Well let's take a look at it. Using the results from wikipedia:
https://en.wikipedia.org/wiki/United...election,_2016
These might be slightly out of date what with all the late ballots and the new recounts but it's pretty close. About 65 million Americans voted Hillary and 63 million voted Trump. However due to the winner-take-all nature of the Electoral College, whoever wins the majority of votes in each state takes all the EC votes (except Maine and Nebraska). Therefore, if you voted for the losing side in your state your vote didn't count (except those two). It could've been 99-1% or 51%-49%, doesn't matter, winner gets all those votes anyway. If you look at the winning side in each state (again, except Maine and Nebraska) that's actually 32 million Hillary voters versus 41 million Trump voters (the 6 million people voting for third party candidates don't count either but they're probably used to that :P).
So in total, 73 million voters' votes actually counted. In perspective:
US population: 319m
Eligible to vote: 229m (~71% of population)
Turned out to vote: 136m (~43% of population)
Vote actually counted: 73m (~23% of population)
Of course the Presidency in total is Winner Take All, so you could argue that actually only the 41m Trump voters (in states won by Republicans) "counted". That's about 13% of the US population.
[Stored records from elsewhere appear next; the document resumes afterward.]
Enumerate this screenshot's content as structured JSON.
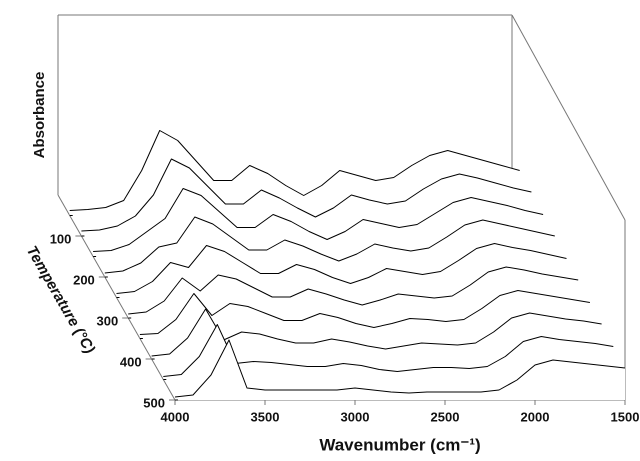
{
  "chart_data": {
    "type": "waterfall",
    "y_label": "Absorbance",
    "z_label": "Temperature (°C)",
    "x_label": "Wavenumber (cm⁻¹)",
    "xlim": [
      4000,
      1500
    ],
    "xticks": [
      4000,
      3500,
      3000,
      2500,
      2000,
      1500
    ],
    "zlim": [
      0,
      500
    ],
    "zticks": [
      100,
      200,
      300,
      400,
      500
    ],
    "ylim": [
      0,
      1
    ],
    "color": "#000000",
    "x": [
      4000,
      3900,
      3800,
      3700,
      3600,
      3500,
      3400,
      3300,
      3200,
      3100,
      3000,
      2900,
      2800,
      2700,
      2600,
      2500,
      2400,
      2300,
      2200,
      2100,
      2000,
      1900,
      1800,
      1700,
      1600,
      1500
    ],
    "z": [
      50,
      100,
      150,
      200,
      250,
      300,
      350,
      400,
      450,
      500
    ],
    "series": [
      {
        "values": [
          0.05,
          0.06,
          0.08,
          0.15,
          0.45,
          0.85,
          0.75,
          0.55,
          0.35,
          0.35,
          0.5,
          0.42,
          0.3,
          0.2,
          0.3,
          0.45,
          0.4,
          0.35,
          0.38,
          0.5,
          0.6,
          0.65,
          0.6,
          0.55,
          0.5,
          0.45
        ]
      },
      {
        "values": [
          0.05,
          0.06,
          0.1,
          0.2,
          0.41,
          0.77,
          0.68,
          0.5,
          0.32,
          0.32,
          0.46,
          0.38,
          0.28,
          0.19,
          0.28,
          0.41,
          0.36,
          0.32,
          0.35,
          0.47,
          0.57,
          0.62,
          0.58,
          0.53,
          0.48,
          0.44
        ]
      },
      {
        "values": [
          0.05,
          0.06,
          0.12,
          0.25,
          0.38,
          0.68,
          0.61,
          0.45,
          0.29,
          0.29,
          0.42,
          0.35,
          0.25,
          0.17,
          0.25,
          0.37,
          0.33,
          0.29,
          0.32,
          0.43,
          0.54,
          0.59,
          0.55,
          0.51,
          0.46,
          0.42
        ]
      },
      {
        "values": [
          0.04,
          0.06,
          0.14,
          0.3,
          0.34,
          0.6,
          0.53,
          0.4,
          0.27,
          0.27,
          0.37,
          0.31,
          0.23,
          0.16,
          0.23,
          0.33,
          0.29,
          0.26,
          0.29,
          0.4,
          0.52,
          0.57,
          0.53,
          0.49,
          0.45,
          0.41
        ]
      },
      {
        "values": [
          0.04,
          0.06,
          0.16,
          0.35,
          0.3,
          0.52,
          0.46,
          0.35,
          0.24,
          0.24,
          0.33,
          0.28,
          0.2,
          0.14,
          0.2,
          0.29,
          0.26,
          0.23,
          0.26,
          0.37,
          0.49,
          0.54,
          0.5,
          0.47,
          0.43,
          0.39
        ]
      },
      {
        "values": [
          0.04,
          0.06,
          0.17,
          0.4,
          0.27,
          0.43,
          0.39,
          0.3,
          0.21,
          0.21,
          0.29,
          0.24,
          0.18,
          0.13,
          0.18,
          0.24,
          0.22,
          0.2,
          0.22,
          0.33,
          0.46,
          0.51,
          0.48,
          0.44,
          0.41,
          0.38
        ]
      },
      {
        "values": [
          0.04,
          0.05,
          0.19,
          0.45,
          0.23,
          0.35,
          0.32,
          0.25,
          0.18,
          0.18,
          0.25,
          0.21,
          0.15,
          0.11,
          0.15,
          0.2,
          0.19,
          0.17,
          0.19,
          0.3,
          0.43,
          0.48,
          0.45,
          0.42,
          0.39,
          0.36
        ]
      },
      {
        "values": [
          0.03,
          0.05,
          0.21,
          0.5,
          0.19,
          0.27,
          0.25,
          0.2,
          0.16,
          0.16,
          0.2,
          0.17,
          0.13,
          0.1,
          0.13,
          0.16,
          0.15,
          0.14,
          0.16,
          0.27,
          0.41,
          0.46,
          0.43,
          0.4,
          0.38,
          0.35
        ]
      },
      {
        "values": [
          0.03,
          0.05,
          0.23,
          0.55,
          0.16,
          0.18,
          0.17,
          0.15,
          0.13,
          0.13,
          0.16,
          0.14,
          0.1,
          0.08,
          0.1,
          0.12,
          0.12,
          0.11,
          0.13,
          0.23,
          0.38,
          0.43,
          0.4,
          0.38,
          0.36,
          0.33
        ]
      },
      {
        "values": [
          0.03,
          0.05,
          0.25,
          0.6,
          0.12,
          0.1,
          0.1,
          0.1,
          0.1,
          0.1,
          0.12,
          0.1,
          0.08,
          0.07,
          0.08,
          0.08,
          0.08,
          0.08,
          0.1,
          0.2,
          0.35,
          0.4,
          0.38,
          0.36,
          0.34,
          0.32
        ]
      }
    ]
  }
}
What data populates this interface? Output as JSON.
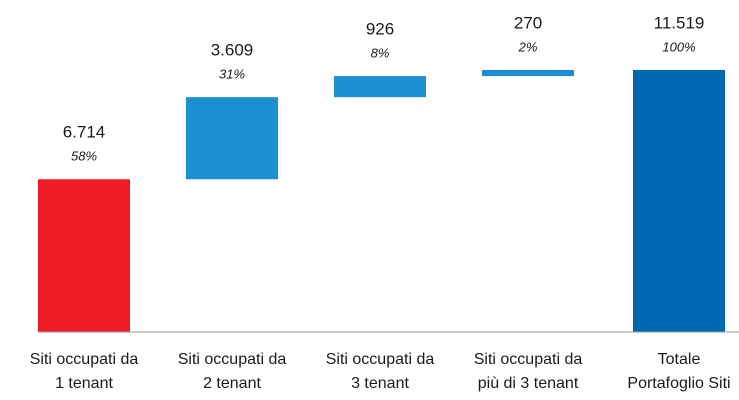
{
  "chart_data": {
    "type": "waterfall",
    "categories": [
      [
        "Siti occupati da",
        "1 tenant"
      ],
      [
        "Siti occupati da",
        "2 tenant"
      ],
      [
        "Siti occupati da",
        "3 tenant"
      ],
      [
        "Siti occupati da",
        "più di 3 tenant"
      ],
      [
        "Totale",
        "Portafoglio Siti"
      ]
    ],
    "values": [
      6714,
      3609,
      926,
      270,
      11519
    ],
    "value_labels": [
      "6.714",
      "3.609",
      "926",
      "270",
      "11.519"
    ],
    "share_labels": [
      "58%",
      "31%",
      "8%",
      "2%",
      "100%"
    ],
    "is_total": [
      false,
      false,
      false,
      false,
      true
    ],
    "colors": [
      "#ee1c25",
      "#1b8fd2",
      "#1b8fd2",
      "#1b8fd2",
      "#0067b1"
    ],
    "ylim": [
      0,
      12000
    ]
  }
}
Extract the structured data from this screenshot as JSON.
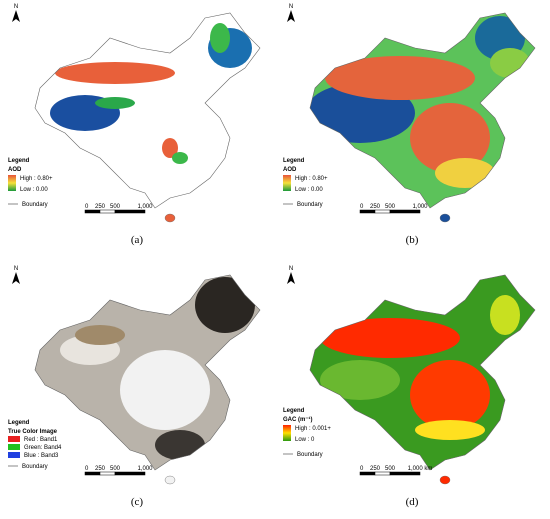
{
  "panels": [
    {
      "caption": "(a)",
      "north": "N",
      "legend": {
        "title": "Legend",
        "layer": "AOD",
        "items": [
          "High : 0.80+",
          "Low : 0.00"
        ],
        "boundary": "Boundary"
      },
      "scale": [
        "0",
        "250",
        "500",
        "1,000"
      ]
    },
    {
      "caption": "(b)",
      "north": "N",
      "legend": {
        "title": "Legend",
        "layer": "AOD",
        "items": [
          "High : 0.80+",
          "Low : 0.00"
        ],
        "boundary": "Boundary"
      },
      "scale": [
        "0",
        "250",
        "500",
        "1,000"
      ]
    },
    {
      "caption": "(c)",
      "north": "N",
      "legend": {
        "title": "Legend",
        "layer": "True Color Image",
        "items": [
          "Red : Band1",
          "Green: Band4",
          "Blue : Band3"
        ],
        "boundary": "Boundary"
      },
      "scale": [
        "0",
        "250",
        "500",
        "1,000"
      ]
    },
    {
      "caption": "(d)",
      "north": "N",
      "legend": {
        "title": "Legend",
        "layer": "GAC (m⁻¹)",
        "items": [
          "High : 0.001+",
          "Low : 0"
        ],
        "boundary": "Boundary"
      },
      "scale": [
        "0",
        "250",
        "500",
        "1,000 km"
      ]
    }
  ]
}
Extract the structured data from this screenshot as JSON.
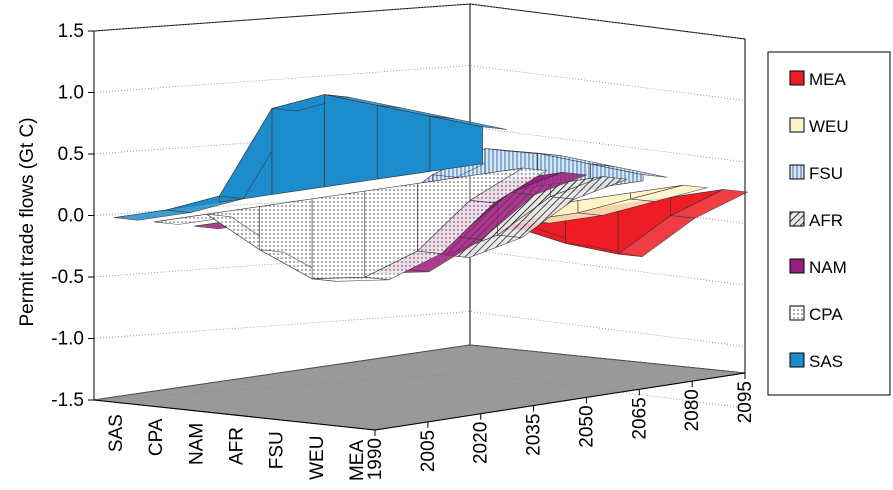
{
  "chart_data": {
    "type": "area",
    "subtype": "3d-surface-ribbons",
    "xlabel": "",
    "ylabel": "Permit trade flows (Gt C)",
    "ylim": [
      -1.5,
      1.5
    ],
    "yticks": [
      "1.5",
      "1.0",
      "0.5",
      "0.0",
      "-0.5",
      "-1.0",
      "-1.5"
    ],
    "ytick_values": [
      1.5,
      1.0,
      0.5,
      0.0,
      -0.5,
      -1.0,
      -1.5
    ],
    "x_ticks": [
      "1990",
      "2005",
      "2020",
      "2035",
      "2050",
      "2065",
      "2080",
      "2095"
    ],
    "depth_ticks": [
      "SAS",
      "CPA",
      "NAM",
      "AFR",
      "FSU",
      "WEU",
      "MEA"
    ],
    "x": [
      1990,
      2005,
      2020,
      2035,
      2050,
      2065,
      2080,
      2095
    ],
    "grid": true,
    "legend_position": "right",
    "legend": [
      {
        "label": "MEA",
        "color": "#ee1c24",
        "pattern": "solid"
      },
      {
        "label": "WEU",
        "color": "#fff4c8",
        "pattern": "solid"
      },
      {
        "label": "FSU",
        "color": "#c8def4",
        "pattern": "vertical-lines"
      },
      {
        "label": "AFR",
        "color": "#888888",
        "pattern": "diagonal-hatch"
      },
      {
        "label": "NAM",
        "color": "#9b1d7b",
        "pattern": "solid"
      },
      {
        "label": "CPA",
        "color": "#ffffff",
        "pattern": "dots"
      },
      {
        "label": "SAS",
        "color": "#1d8ccc",
        "pattern": "solid"
      }
    ],
    "series": [
      {
        "name": "SAS",
        "values": [
          0.0,
          0.0,
          0.05,
          0.7,
          0.75,
          0.6,
          0.45,
          0.3
        ]
      },
      {
        "name": "CPA",
        "values": [
          0.0,
          0.0,
          -0.35,
          -0.65,
          -0.7,
          -0.55,
          -0.2,
          0.0
        ]
      },
      {
        "name": "NAM",
        "values": [
          0.0,
          0.0,
          -0.3,
          -0.55,
          -0.6,
          -0.4,
          -0.1,
          0.0
        ]
      },
      {
        "name": "AFR",
        "values": [
          0.0,
          0.0,
          0.0,
          -0.3,
          -0.45,
          -0.35,
          -0.1,
          0.0
        ]
      },
      {
        "name": "FSU",
        "values": [
          0.0,
          0.0,
          0.05,
          0.3,
          0.45,
          0.35,
          0.2,
          0.05
        ]
      },
      {
        "name": "WEU",
        "values": [
          0.0,
          0.0,
          0.0,
          -0.05,
          -0.1,
          -0.1,
          -0.05,
          0.0
        ]
      },
      {
        "name": "MEA",
        "values": [
          0.0,
          0.0,
          0.0,
          -0.05,
          -0.25,
          -0.4,
          -0.15,
          0.0
        ]
      }
    ]
  }
}
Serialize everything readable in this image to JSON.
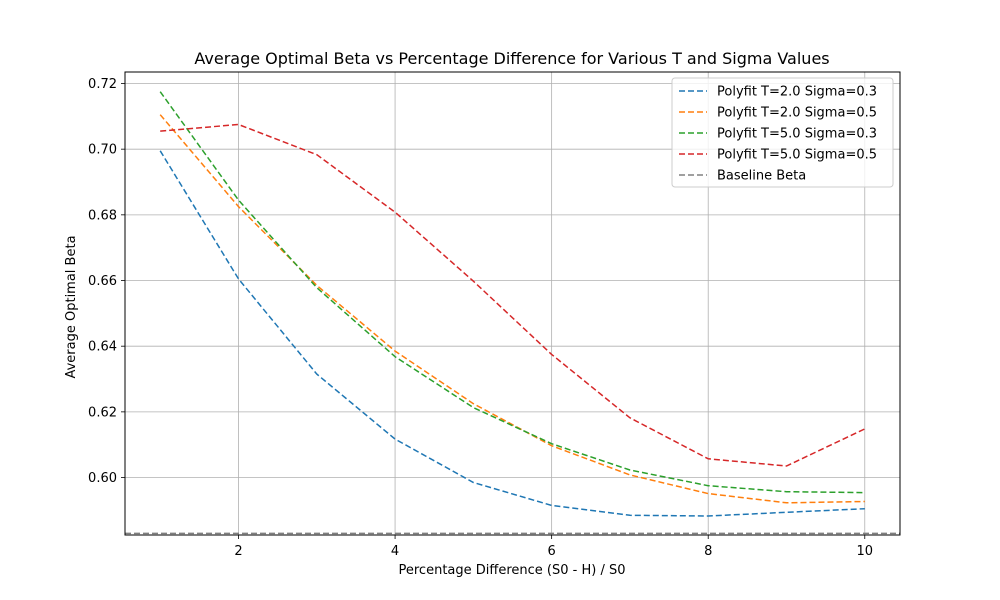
{
  "chart_data": {
    "type": "line",
    "title": "Average Optimal Beta vs Percentage Difference for Various T and Sigma Values",
    "xlabel": "Percentage Difference (S0 - H) / S0",
    "ylabel": "Average Optimal Beta",
    "xlim": [
      0.55,
      10.45
    ],
    "ylim": [
      0.5825,
      0.7235
    ],
    "x_ticks": [
      2,
      4,
      6,
      8,
      10
    ],
    "y_ticks": [
      0.6,
      0.62,
      0.64,
      0.66,
      0.68,
      0.7,
      0.72
    ],
    "x_tick_labels": [
      "2",
      "4",
      "6",
      "8",
      "10"
    ],
    "y_tick_labels": [
      "0.60",
      "0.62",
      "0.64",
      "0.66",
      "0.68",
      "0.70",
      "0.72"
    ],
    "grid": true,
    "legend_position": "top-right",
    "x": [
      1,
      2,
      3,
      4,
      5,
      6,
      7,
      8,
      9,
      10
    ],
    "series": [
      {
        "name": "Polyfit T=2.0 Sigma=0.3",
        "color": "#1f77b4",
        "style": "dashed",
        "values": [
          0.6995,
          0.6605,
          0.6315,
          0.6117,
          0.5985,
          0.5915,
          0.5885,
          0.5883,
          0.5894,
          0.5905
        ]
      },
      {
        "name": "Polyfit T=2.0 Sigma=0.5",
        "color": "#ff7f0e",
        "style": "dashed",
        "values": [
          0.7105,
          0.6825,
          0.6585,
          0.6385,
          0.6225,
          0.6097,
          0.6008,
          0.5951,
          0.5923,
          0.5927
        ]
      },
      {
        "name": "Polyfit T=5.0 Sigma=0.3",
        "color": "#2ca02c",
        "style": "dashed",
        "values": [
          0.7175,
          0.6845,
          0.6578,
          0.6368,
          0.6213,
          0.6103,
          0.6023,
          0.5975,
          0.5957,
          0.5954
        ]
      },
      {
        "name": "Polyfit T=5.0 Sigma=0.5",
        "color": "#d62728",
        "style": "dashed",
        "values": [
          0.7055,
          0.7075,
          0.6983,
          0.6808,
          0.6598,
          0.6375,
          0.6182,
          0.6057,
          0.6035,
          0.6148
        ]
      },
      {
        "name": "Baseline Beta",
        "color": "#808080",
        "style": "dashed",
        "kind": "hline",
        "value": 0.583
      }
    ]
  }
}
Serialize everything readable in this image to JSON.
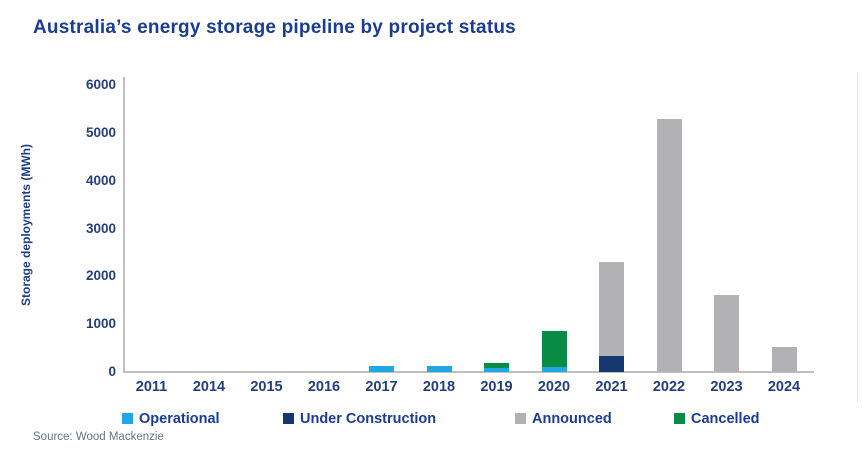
{
  "title": "Australia’s energy storage pipeline by project status",
  "source_note": "Source: Wood Mackenzie",
  "colors": {
    "title_text": "#1b3c91",
    "axis_label_text": "#233e7d",
    "axis_line": "#bfbfbf",
    "source_text": "#64748f",
    "background": "#ffffff",
    "operational": "#22a7e5",
    "under_construction": "#14386f",
    "announced": "#b2b2b4",
    "cancelled": "#088b43"
  },
  "legend": {
    "items": [
      {
        "label": "Operational",
        "color": "#22a7e5"
      },
      {
        "label": "Under Construction",
        "color": "#14386f"
      },
      {
        "label": "Announced",
        "color": "#b2b2b4"
      },
      {
        "label": "Cancelled",
        "color": "#088b43"
      }
    ]
  },
  "chart_data": {
    "type": "bar",
    "stacked": true,
    "title": "Australia’s energy storage pipeline by project status",
    "xlabel": "",
    "ylabel": "Storage deployments (MWh)",
    "ylim": [
      0,
      6000
    ],
    "yticks": [
      0,
      1000,
      2000,
      3000,
      4000,
      5000,
      6000
    ],
    "grid": false,
    "legend_position": "bottom",
    "categories": [
      "2011",
      "2014",
      "2015",
      "2016",
      "2017",
      "2018",
      "2019",
      "2020",
      "2021",
      "2022",
      "2023",
      "2024"
    ],
    "series": [
      {
        "name": "Operational",
        "color": "#22a7e5",
        "values": [
          0,
          0,
          0,
          0,
          120,
          120,
          70,
          100,
          0,
          0,
          0,
          0
        ]
      },
      {
        "name": "Under Construction",
        "color": "#14386f",
        "values": [
          0,
          0,
          0,
          0,
          0,
          0,
          0,
          0,
          330,
          0,
          0,
          0
        ]
      },
      {
        "name": "Announced",
        "color": "#b2b2b4",
        "values": [
          0,
          0,
          0,
          0,
          0,
          0,
          0,
          0,
          1960,
          5270,
          1590,
          520
        ]
      },
      {
        "name": "Cancelled",
        "color": "#088b43",
        "values": [
          0,
          0,
          0,
          0,
          0,
          0,
          100,
          740,
          0,
          0,
          0,
          0
        ]
      }
    ],
    "stack_order_bottom_to_top": [
      "Operational",
      "Under Construction",
      "Announced",
      "Cancelled"
    ]
  }
}
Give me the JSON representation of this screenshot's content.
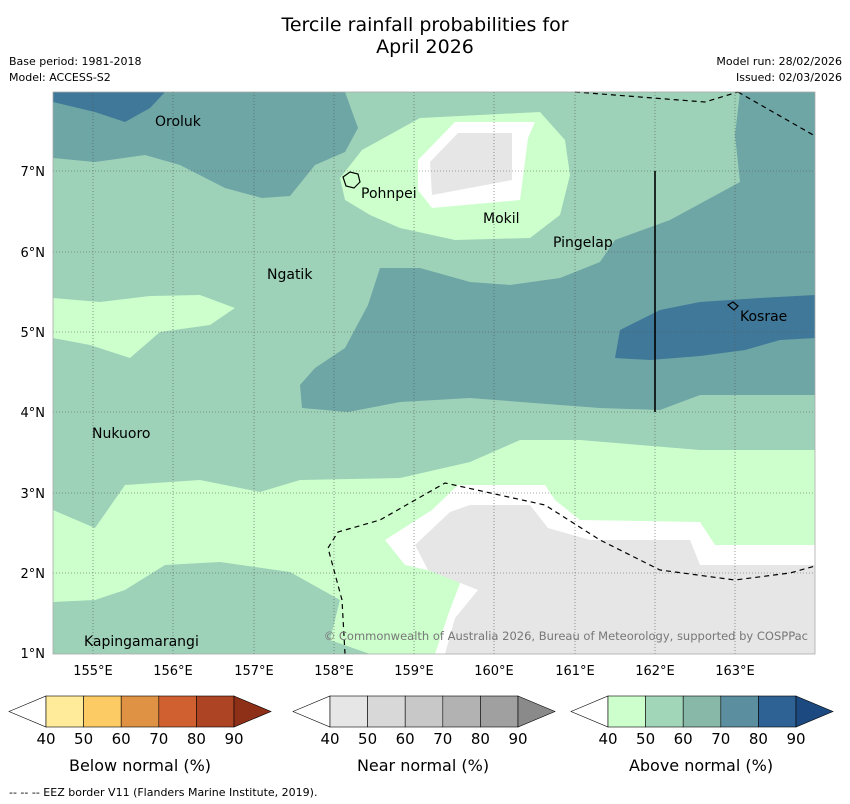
{
  "title": {
    "line1": "Tercile rainfall probabilities for",
    "line2": "April 2026"
  },
  "meta": {
    "base_period": "Base period: 1981-2018",
    "model": "Model: ACCESS-S2",
    "model_run": "Model run: 28/02/2026",
    "issued": "Issued: 02/03/2026"
  },
  "axes": {
    "lat_labels": [
      "7°N",
      "6°N",
      "5°N",
      "4°N",
      "3°N",
      "2°N",
      "1°N"
    ],
    "lon_labels": [
      "155°E",
      "156°E",
      "157°E",
      "158°E",
      "159°E",
      "160°E",
      "161°E",
      "162°E",
      "163°E"
    ]
  },
  "places": [
    "Oroluk",
    "Pohnpei",
    "Mokil",
    "Pingelap",
    "Ngatik",
    "Kosrae",
    "Nukuoro",
    "Kapingamarangi"
  ],
  "copyright": "© Commonwealth of Australia 2026, Bureau of Meteorology, supported by COSPPac",
  "legend": {
    "ticks": [
      "40",
      "50",
      "60",
      "70",
      "80",
      "90"
    ],
    "below_label": "Below normal (%)",
    "near_label": "Near normal (%)",
    "above_label": "Above normal (%)",
    "below_colors": [
      "#ffffff",
      "#ffeb99",
      "#fdcb63",
      "#e09244",
      "#d06030",
      "#ad4524",
      "#8e2f18"
    ],
    "near_colors": [
      "#ffffff",
      "#e6e6e6",
      "#d8d8d8",
      "#c8c8c8",
      "#b2b2b2",
      "#a0a0a0",
      "#8a8a8a"
    ],
    "above_colors": [
      "#ffffff",
      "#ccffcc",
      "#a2d6b8",
      "#88b8a8",
      "#5b8fa0",
      "#2f6294",
      "#1c4a80"
    ]
  },
  "footer": "-- -- -- EEZ border V11 (Flanders Marine Institute, 2019)."
}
That's incorrect, US voters vote for a Presidential candidate exactly the same as if they were directly electing the President. The Electoral College only kicks in in the way the votes are counted.
So if your state has 1 million Trump and 2 million Hillary votes, Hillary gets all the EC votes for that state, but you still know exactly how many people voted "popularly". If you just take those numbers and tally them up for every state, boom there's your popular vote. That's how they calculate it every election.
Because the US has so many different cultures together in one country I think this system is more fair than a popular vote.